Pointing Device Based on Estimation of Trajectory and Shape of a Human Hand in a Monocular Image Sequence
Satoru Odo*,**, and Kiyoshi Hoshino***
*Faculty of Humanities, Okinawa University, 555 Kokuba, Naha, Okinawa 902-8521, Japan
**Faculty of Engineering, University of the Ryukyus, 1 Senbaru, Nishihara-cho, Nakagami-gun, Okinawa 903-0213, Japan
***Institute of Engineering Mechanics and Systems, University of Tsukuba, Tsukuba, Ibaraki 305-8573, Japan
Pointing devices are essential components of graphical user interfaces, and the mouse in particular is widely used because of its intuitive and easy operation.
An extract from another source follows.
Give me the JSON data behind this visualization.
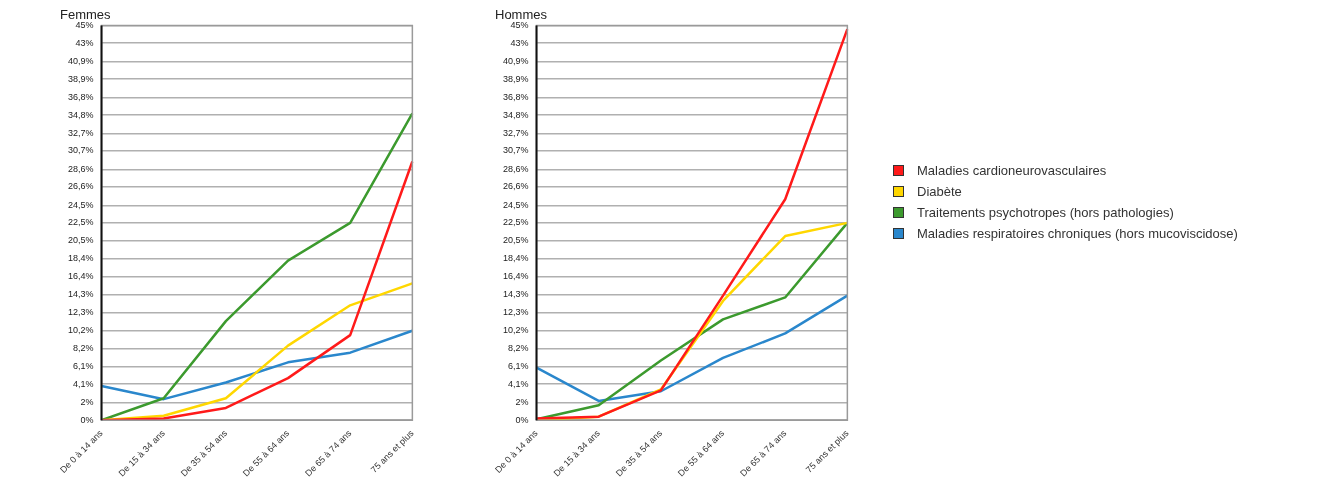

Since it must be directly touched by the user, however, the mouse is restricted in the locations where it can be used. A pointing device consists of a pointing mechanism and a switching mechanism, so the use of a noncontact device to carry out these actions should remove the restriction concerning location. In this study, we investigate the construction of a pointing device that does not impart a feeling of restraint or awkwardness, which estimates the user’s hand shape and position from images captured by a monocular camera, a noncontact device. In this system, the captured image is transformed from a Cartesian coordinate system to a log-polar system to reduce image data and computational cost, and achieve real-time operation without using special hardware other than a regular camera. Higher order local autocorrelation features of the log-polar coordinate space were used to achieve robustness against background change and hand rotation. In addition to direct pointing, the ability to recognize gestures from the hand’s motion trajectory was incorporated to achieve more comfortable user-computer interaction. In experiments using a system consisting of a regular computer and digital video camera, tracking of the hand and estimation of symbolic signs from extracted frames was stable at a practical average speed of 30 ms per frame.